One of the more frequent toxic effects associated with capecitabine therapy is cutaneous hand-foot syndrome, which affects palms and soles. However, this adverse event is usually mild to moderate in intensity, emphasized Dr. Twelves, and resulted in the hospitalization of only 2 of more than 600 patients treated with capecitabine in the 2 phase III trials. If patients and oncologists learn to recognize the early signs of mild or moderate hand-foot syndrome, development of severe hand-foot syndrome can usually be avoided by interrupting therapy, he added.

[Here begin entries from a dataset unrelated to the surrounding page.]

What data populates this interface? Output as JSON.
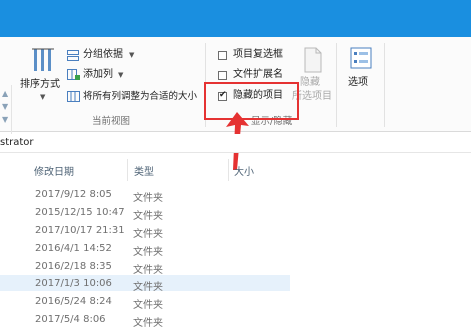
{
  "ribbon": {
    "sort_by": "排序方式",
    "group_by": "分组依据",
    "add_columns": "添加列",
    "size_all_columns": "将所有列调整为合适的大小",
    "current_view_label": "当前视图",
    "item_checkboxes": "项目复选框",
    "file_extensions": "文件扩展名",
    "hidden_items": "隐藏的项目",
    "hide_selected_line1": "隐藏",
    "hide_selected_line2": "所选项目",
    "show_hide_label": "显示/隐藏",
    "options": "选项"
  },
  "address": {
    "path_fragment": "strator"
  },
  "columns": {
    "date_modified": "修改日期",
    "type": "类型",
    "size": "大小"
  },
  "rows": [
    {
      "date": "2017/9/12 8:05",
      "type": "文件夹"
    },
    {
      "date": "2015/12/15 10:47",
      "type": "文件夹"
    },
    {
      "date": "2017/10/17 21:31",
      "type": "文件夹"
    },
    {
      "date": "2016/4/1 14:52",
      "type": "文件夹"
    },
    {
      "date": "2016/2/18 8:35",
      "type": "文件夹"
    },
    {
      "date": "2017/1/3 10:06",
      "type": "文件夹"
    },
    {
      "date": "2016/5/24 8:24",
      "type": "文件夹"
    },
    {
      "date": "2017/5/4 8:06",
      "type": "文件夹"
    }
  ],
  "colors": {
    "title_bar": "#1a8fe0",
    "highlight": "#e53232",
    "selected_row": "#e6f1fb"
  }
}
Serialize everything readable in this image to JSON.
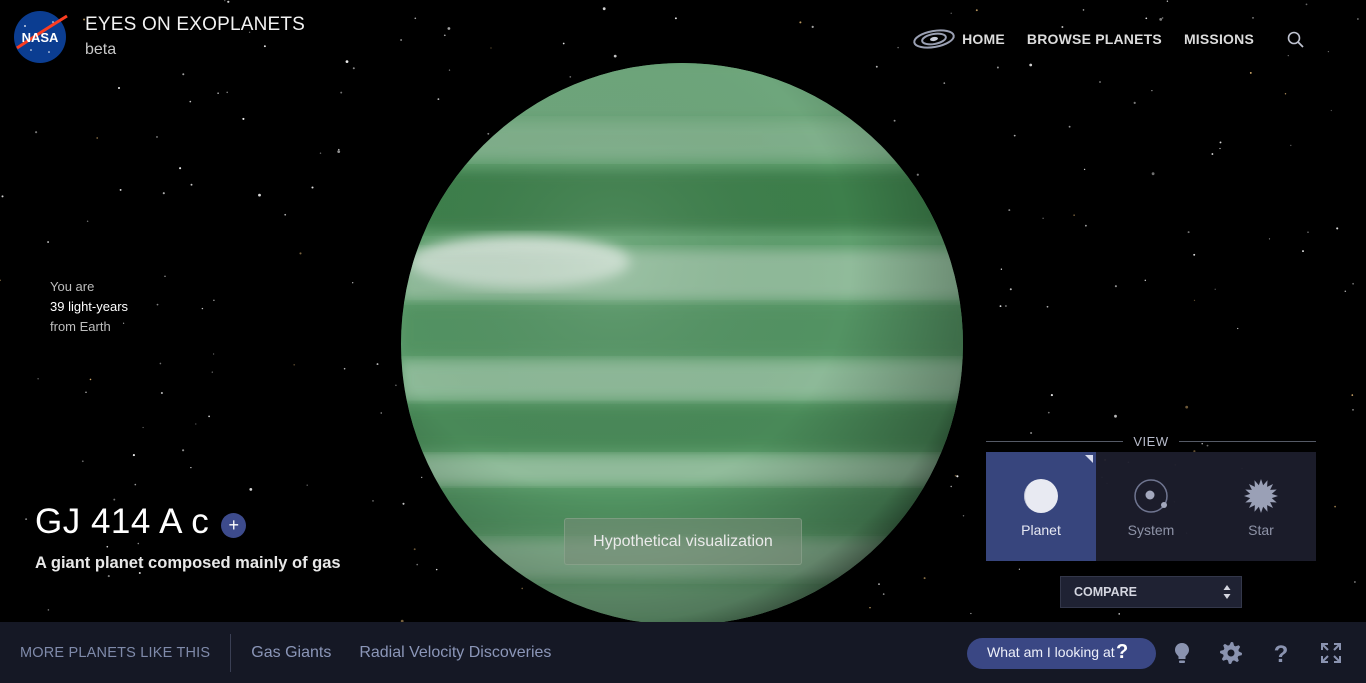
{
  "header": {
    "title": "EYES ON EXOPLANETS",
    "subtitle": "beta",
    "logo_text": "NASA",
    "nav": [
      {
        "label": "HOME",
        "icon": "galaxy-icon"
      },
      {
        "label": "BROWSE PLANETS"
      },
      {
        "label": "MISSIONS"
      }
    ],
    "search_icon": "search-icon"
  },
  "distance": {
    "line1": "You are",
    "line2": "39 light-years",
    "line3": "from Earth"
  },
  "planet": {
    "name": "GJ 414 A c",
    "add_label": "+",
    "description": "A giant planet composed mainly of gas",
    "visualization_note": "Hypothetical visualization",
    "colors": {
      "base": "#5f9f6e",
      "band": "#3e7f4c",
      "cloud": "#d9e6dc"
    }
  },
  "view": {
    "label": "VIEW",
    "options": [
      {
        "label": "Planet",
        "icon": "planet-icon",
        "active": true
      },
      {
        "label": "System",
        "icon": "system-icon",
        "active": false
      },
      {
        "label": "Star",
        "icon": "star-icon",
        "active": false
      }
    ],
    "compare_label": "COMPARE"
  },
  "bottom": {
    "more_label": "MORE PLANETS LIKE THIS",
    "tags": [
      "Gas Giants",
      "Radial Velocity Discoveries"
    ],
    "what_label": "What am I looking at",
    "what_q": "?",
    "icons": [
      "lightbulb-icon",
      "gear-icon",
      "help-icon",
      "fullscreen-icon"
    ]
  },
  "colors": {
    "accent": "#3a4784",
    "panel": "#151825",
    "active_view": "#37457d"
  }
}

Improving Patient Convenience

Clearly, efficacy and safety are important considerations when identifying the most suitable treatment option for patients. Another important factor is patient convenience and the impact of treatment on quality of life. Infusional regimens require regular inpatient treatment or the use of Hickman lines or port-a-cath systems, which are cumbersome for patients and restrict daily activities. Moreover, infusional therapy is frequently associated with venous access-related complications such as infection or blockage. In addition, most patients require regular hospital visits that disrupt their daily life. For example, during a typical 24-week treatment period, a patient would need only 5-8 hospital visits for oral fluoropyrimidine therapy compared with 24-36 visits with the infusional regimens such as de Gramont or EORTC/AIO. This is a particularly important issue when survival is limited and when patients are having palliative treatment, added Dr. Twelves.

Patient preference must also be taken into consideration when choosing the ideal therapy: a questionnaire-based survey of 103 patients revealed that most patients prefer oral chemotherapy, provided this is not at the expense of efficacy. These results were supported by data from a recently reported, randomized, crossover study, in which patients showed a strong preference for oral vs iv therapy (84% in favor of oral therapy).^[17] The principal reasons stated for this preference were oral administration, home-based treatment, and ability to continue daily activities.